Okoliczności walk na Zachodzie sprawiały, że losy kawalerzystów były gotowym materiałem na powieść. Zresztą przetwarzanie wypadków na preriach na tanie romanse przygodowe było nagminną praktyką już w czasach Kita Carsona, czyli od początku lat 50. Od czasu raportu Frémonta dużym wzięciem cieszyły się też wszelkiego rodzaju memuary, relacje z wypraw czy też z pół bitewnych. Nierzadko oficerowie publikowali relacje ze swych przygód zbrojnych (często ubarwione) w prasie; dobrym przykładem jest tu znów Custer, który w 1874 roku wydał swoje teksty prasowe w osobnym tomie My Life on the Plains. Zafascynowany Zachodem podróżnik miał zatem do dyspozycji bogaty materiał fabularny.

Szczególnie warto przywołać w tym miejscu trzy życiorysy kawaleryjskie, często sprawiające wrażenie bliskich bohaterom Trylogii. Poza dyskusją pozostaje tu postać Custera[6]. Narracji z nim związanych Sienkiewicz, przebywający w USA w okresie niemal bezpośrednio następującym po Little Bighorn, nie mógł nie znać; spór o Custera był wówczas jednym z najważniejszych tematów prasowych.

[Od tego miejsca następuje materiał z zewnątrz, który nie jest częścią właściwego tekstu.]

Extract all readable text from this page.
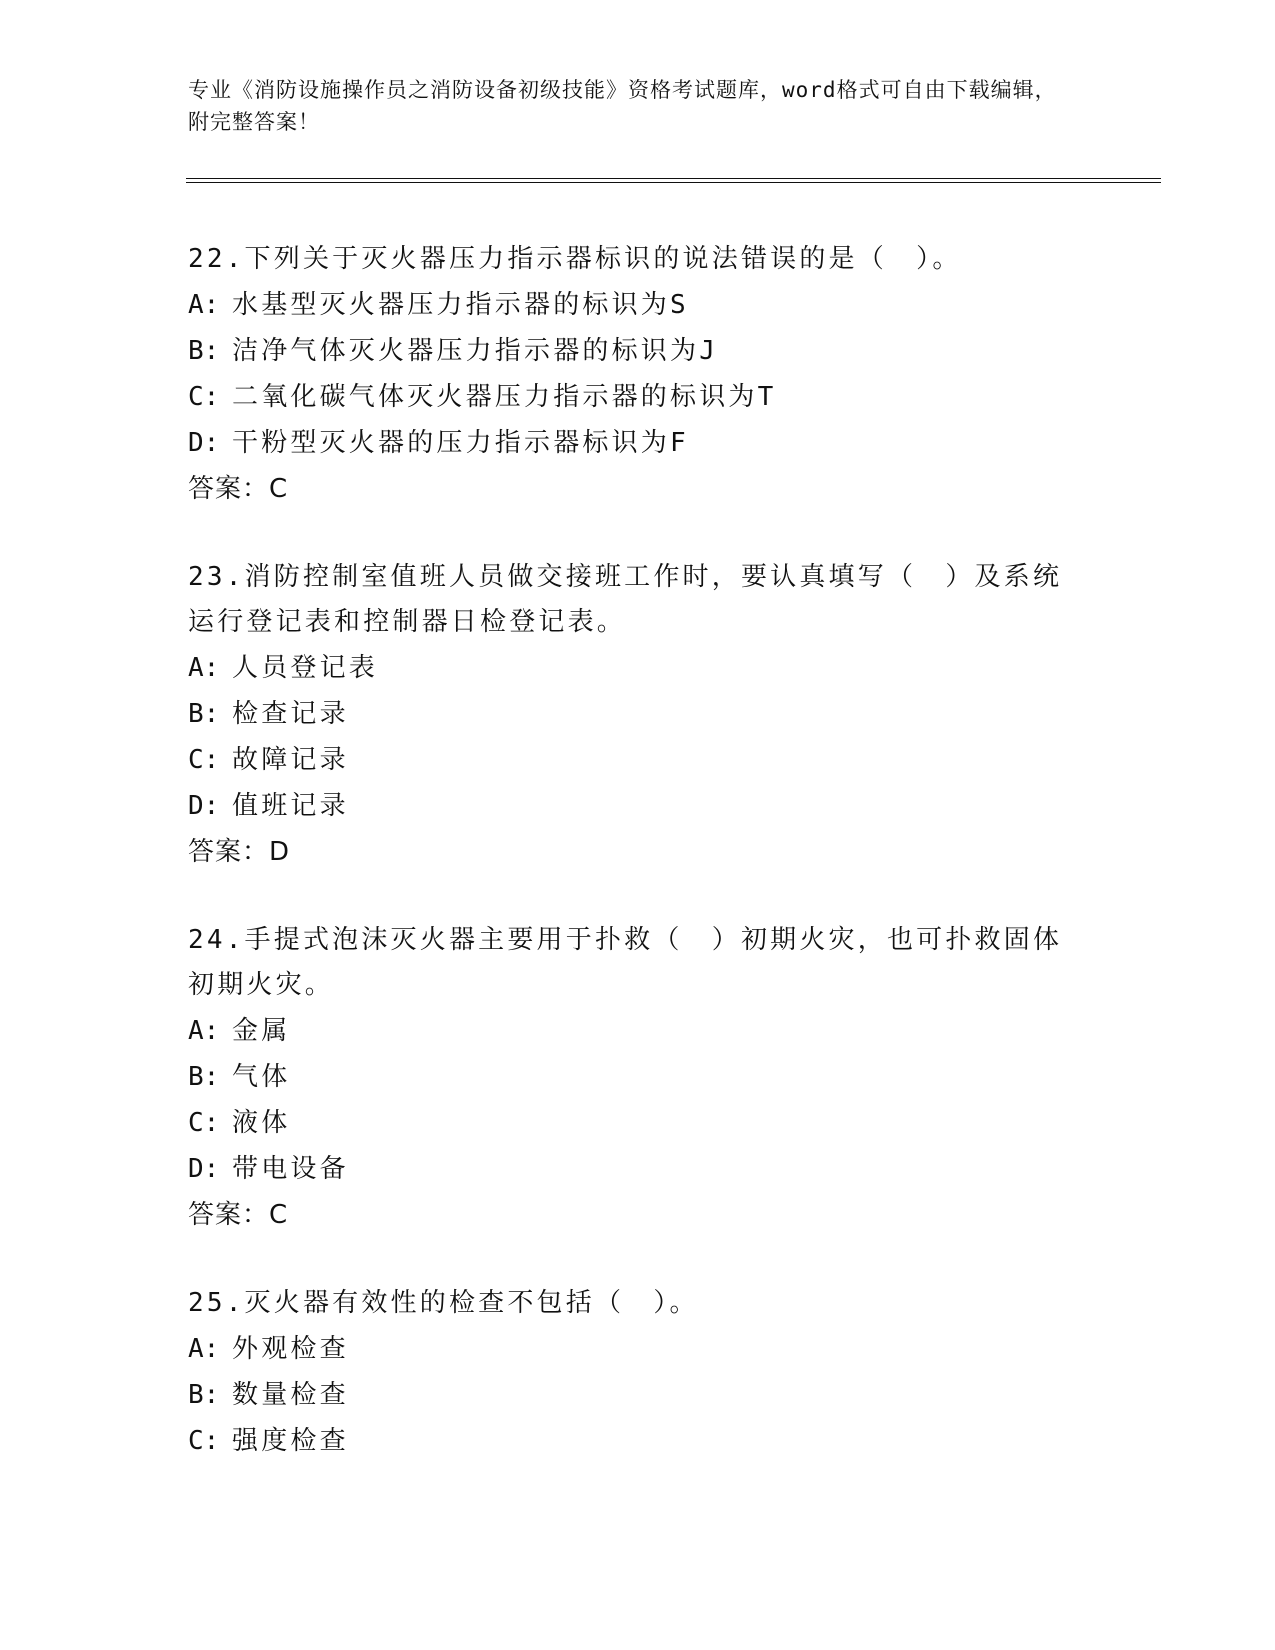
专业《消防设施操作员之消防设备初级技能》资格考试题库，word格式可自由下载编辑，附完整答案！

22.下列关于灭火器压力指示器标识的说法错误的是（　）。

A: 水基型灭火器压力指示器的标识为S

B: 洁净气体灭火器压力指示器的标识为J

C: 二氧化碳气体灭火器压力指示器的标识为T

D: 干粉型灭火器的压力指示器标识为F

答案：C

23.消防控制室值班人员做交接班工作时，要认真填写（　）及系统运行登记表和控制器日检登记表。

A: 人员登记表

B: 检查记录

C: 故障记录

D: 值班记录

答案：D

24.手提式泡沫灭火器主要用于扑救（　）初期火灾，也可扑救固体初期火灾。

A: 金属

B: 气体

C: 液体

D: 带电设备

答案：C

25.灭火器有效性的检查不包括（　）。

A: 外观检查

B: 数量检查

C: 强度检查
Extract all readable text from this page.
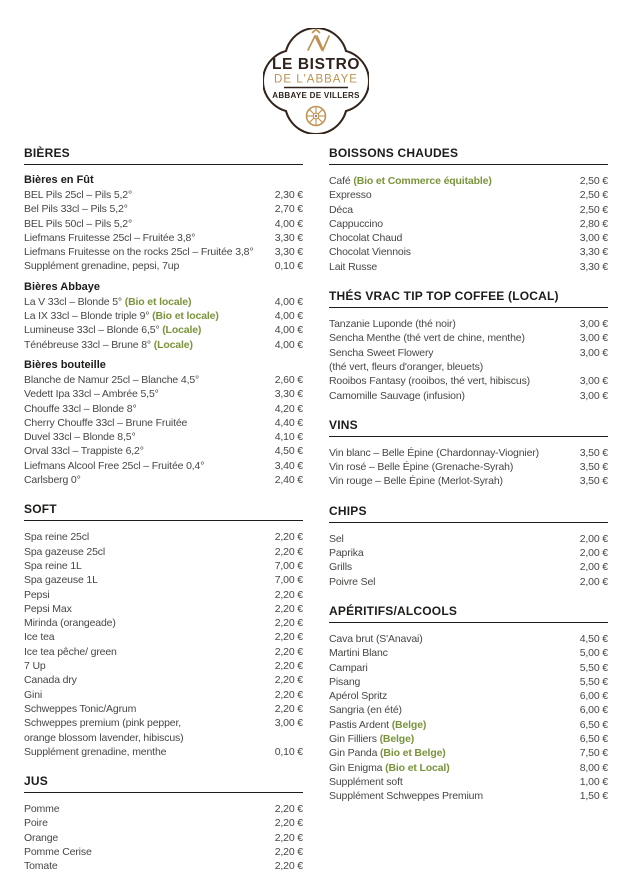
LE BISTRO
DE L'ABBAYE
ABBAYE DE VILLERS
BIÈRES
Bières en Fût
BEL Pils 25cl – Pils 5,2°	2,30 €
Bel Pils 33cl – Pils 5,2°	2,70 €
BEL Pils 50cl – Pils 5,2°	4,00 €
Liefmans Fruitesse 25cl – Fruitée 3,8°	3,30 €
Liefmans Fruitesse on the rocks 25cl – Fruitée 3,8°	3,30 €
Supplément grenadine, pepsi, 7up	0,10 €
Bières Abbaye
La V 33cl – Blonde 5° (Bio et locale)	4,00 €
La IX 33cl – Blonde triple 9° (Bio et locale)	4,00 €
Lumineuse 33cl – Blonde 6,5° (Locale)	4,00 €
Ténébreuse 33cl – Brune 8° (Locale)	4,00 €
Bières bouteille
Blanche de Namur 25cl – Blanche 4,5°	2,60 €
Vedett Ipa 33cl – Ambrée 5,5°	3,30 €
Chouffe 33cl – Blonde 8°	4,20 €
Cherry Chouffe 33cl – Brune Fruitée	4,40 €
Duvel 33cl – Blonde 8,5°	4,10 €
Orval 33cl – Trappiste 6,2°	4,50 €
Liefmans Alcool Free 25cl – Fruitée 0,4°	3,40 €
Carlsberg 0°	2,40 €
SOFT
Spa reine 25cl	2,20 €
Spa gazeuse 25cl	2,20 €
Spa reine 1L	7,00 €
Spa gazeuse 1L	7,00 €
Pepsi	2,20 €
Pepsi Max	2,20 €
Mirinda (orangeade)	2,20 €
Ice tea	2,20 €
Ice tea pêche/ green	2,20 €
7 Up	2,20 €
Canada dry	2,20 €
Gini	2,20 €
Schweppes Tonic/Agrum	2,20 €
Schweppes premium (pink pepper,
orange blossom lavender, hibiscus)
3,00 €
Supplément grenadine, menthe	0,10 €
JUS
Pomme	2,20 €
Poire	2,20 €
Orange	2,20 €
Pomme Cerise	2,20 €
Tomate	2,20 €
BOISSONS CHAUDES
Café (Bio et Commerce équitable)	2,50 €
Expresso	2,50 €
Déca	2,50 €
Cappuccino	2,80 €
Chocolat Chaud	3,00 €
Chocolat Viennois	3,30 €
Lait Russe	3,30 €
THÉS VRAC TIP TOP COFFEE (LOCAL)
Tanzanie Luponde (thé noir)	3,00 €
Sencha Menthe (thé vert de chine, menthe)	3,00 €
Sencha Sweet Flowery
(thé vert, fleurs d'oranger, bleuets)
3,00 €
Rooibos Fantasy (rooibos, thé vert, hibiscus)	3,00 €
Camomille Sauvage (infusion)	3,00 €
VINS
Vin blanc – Belle Épine (Chardonnay-Viognier)	3,50 €
Vin rosé – Belle Épine (Grenache-Syrah)	3,50 €
Vin rouge – Belle Épine (Merlot-Syrah)	3,50 €
CHIPS
Sel	2,00 €
Paprika	2,00 €
Grills	2,00 €
Poivre Sel	2,00 €
APÉRITIFS/ALCOOLS
Cava brut (S'Anavai)	4,50 €
Martini Blanc	5,00 €
Campari	5,50 €
Pisang	5,50 €
Apérol Spritz	6,00 €
Sangria (en été)	6,00 €
Pastis Ardent (Belge)	6,50 €
Gin Filliers (Belge)	6,50 €
Gin Panda (Bio et Belge)	7,50 €
Gin Enigma (Bio et Local)	8,00 €
Supplément soft	1,00 €
Supplément Schweppes Premium	1,50 €
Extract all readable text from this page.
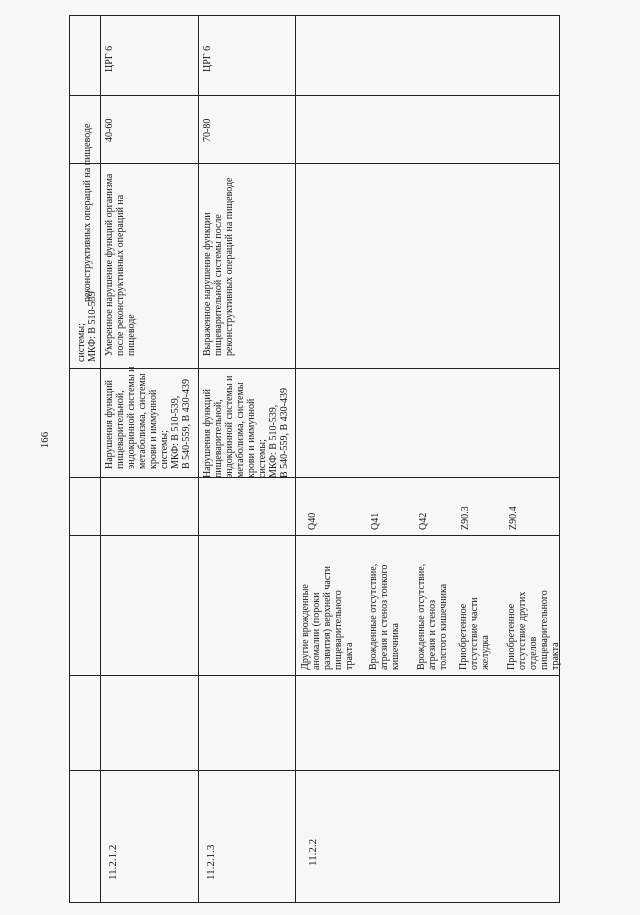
166
системы; МКФ: B 510-539
реконструктивных операций на пищеводе
11.2.1.2
Нарушения функций пищеварительной, эндокринной системы и метаболизма, системы крови и иммунной системы; МКФ: B 510-539, B 540-559, B 430-439
Умеренное нарушение функций организма после реконструктивных операций на пищеводе
40-60
ЦРГ 6
11.2.1.3
Нарушения функций пищеварительной, эндокринной системы и метаболизма, системы крови и иммунной системы; МКФ: B 510-539, B 540-559, B 430-439
Выраженное нарушение функции пищеварительной системы после реконструктивных операций на пищеводе
70-80
ЦРГ 6
11.2.2
Другие врожденные аномалии (пороки развития) верхней части пищеварительного тракта
Q40
Врожденные отсутствие, атрезия и стеноз тонкого кишечника
Q41
Врожденные отсутствие, атрезия и стеноз толстого кишечника
Q42
Приобретенное отсутствие части желудка
Z90.3
Приобретенное отсутствие других отделов пищеварительного тракта
Z90.4
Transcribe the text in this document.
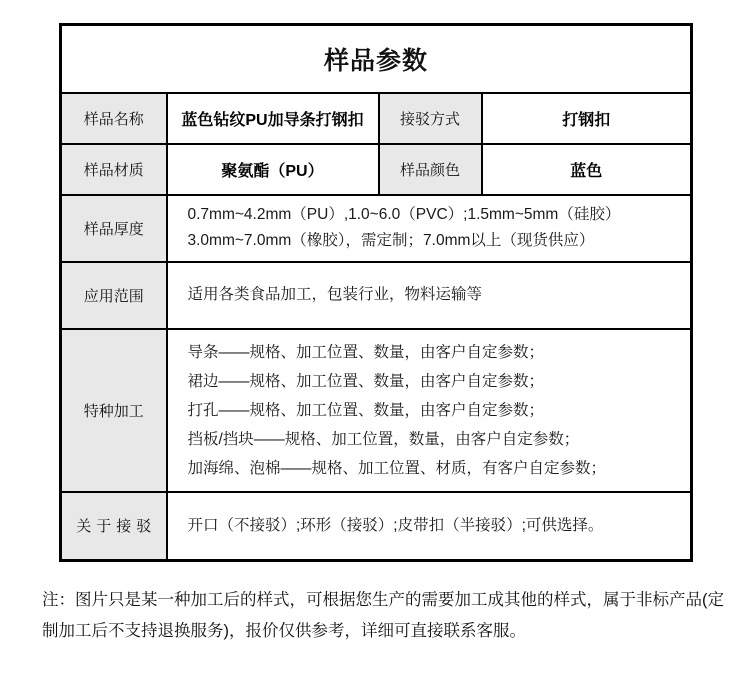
样品参数			
样品名称	蓝色钻纹PU加导条打钢扣	接驳方式	打钢扣
样品材质	聚氨酯（PU）	样品颜色	蓝色
样品厚度	0.7mm~4.2mm（PU）,1.0~6.0（PVC）;1.5mm~5mm（硅胶）
3.0mm~7.0mm（橡胶），需定制；7.0mm以上（现货供应）		

应用范围	适用各类食品加工，包装行业，物料运输等		

特种加工	导条——规格、加工位置、数量，由客户自定参数；
裙边——规格、加工位置、数量，由客户自定参数；
打孔——规格、加工位置、数量，由客户自定参数；
挡板/挡块——规格、加工位置，数量，由客户自定参数；
加海绵、泡棉——规格、加工位置、材质，有客户自定参数；		

关于接驳	开口（不接驳）;环形（接驳）;皮带扣（半接驳）;可供选择。		

注：图片只是某一种加工后的样式，可根据您生产的需要加工成其他的样式，属于非标产品(定制加工后不支持退换服务)，报价仅供参考，详细可直接联系客服。
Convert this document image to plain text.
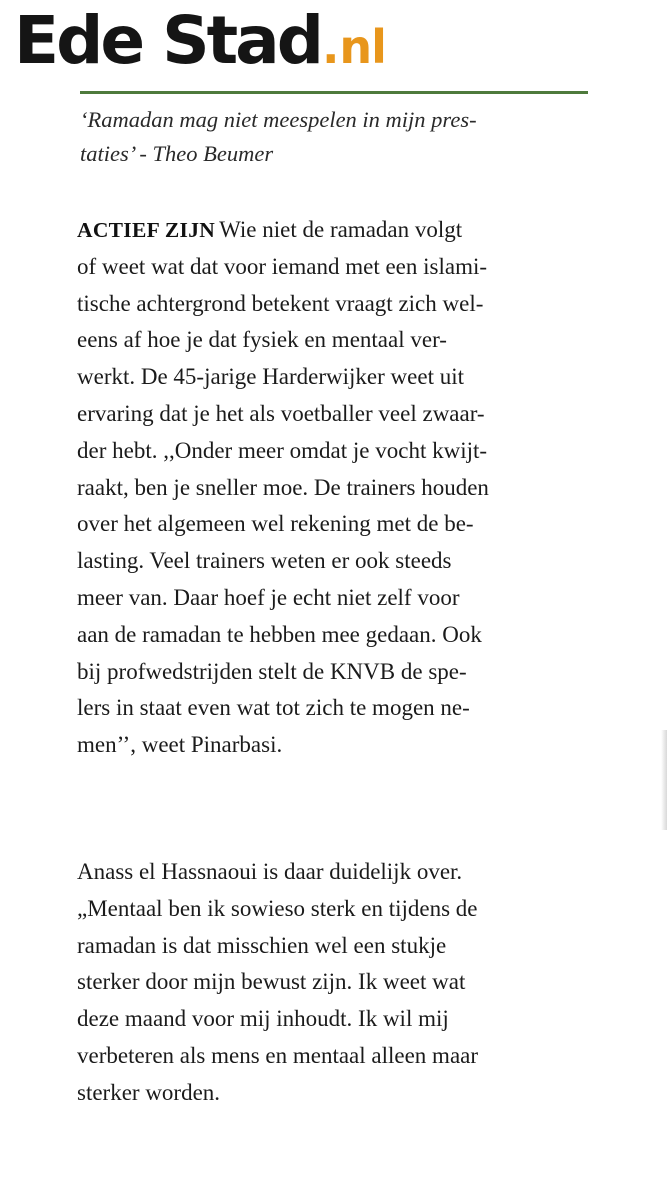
Ede Stad.nl
‘Ramadan mag niet meespelen in mijn pres-
taties’ - Theo Beumer
ACTIEF ZIJN Wie niet de ramadan volgt
of weet wat dat voor iemand met een islami-
tische achtergrond betekent vraagt zich wel-
eens af hoe je dat fysiek en mentaal ver-
werkt. De 45-jarige Harderwijker weet uit
ervaring dat je het als voetballer veel zwaar-
der hebt. ,,Onder meer omdat je vocht kwijt-
raakt, ben je sneller moe. De trainers houden
over het algemeen wel rekening met de be-
lasting. Veel trainers weten er ook steeds
meer van. Daar hoef je echt niet zelf voor
aan de ramadan te hebben mee gedaan. Ook
bij profwedstrijden stelt de KNVB de spe-
lers in staat even wat tot zich te mogen ne-
men’’, weet Pinarbasi.
Anass el Hassnaoui is daar duidelijk over.
„Mentaal ben ik sowieso sterk en tijdens de
ramadan is dat misschien wel een stukje
sterker door mijn bewust zijn. Ik weet wat
deze maand voor mij inhoudt. Ik wil mij
verbeteren als mens en mentaal alleen maar
sterker worden.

Co ważne, proces tworzenia z Custera herosa i męczennika, związany przede wszystkim z upartą walką o pamięć po nim wdowy po generale, jest nieco późniejszy – przybrał na sile dopiero w latach 80. W czasie pobytu Sienkiewicza nie brakowało głosów wobec Custera krytycznych, przede wszystkich w środowisku, które w późnych lat 60. forsowało tzw. pokojową politykę Granta, dążącą do współistnienia białych z Indianami, choć oczywiście w ramach wyznaczonych przez Białych.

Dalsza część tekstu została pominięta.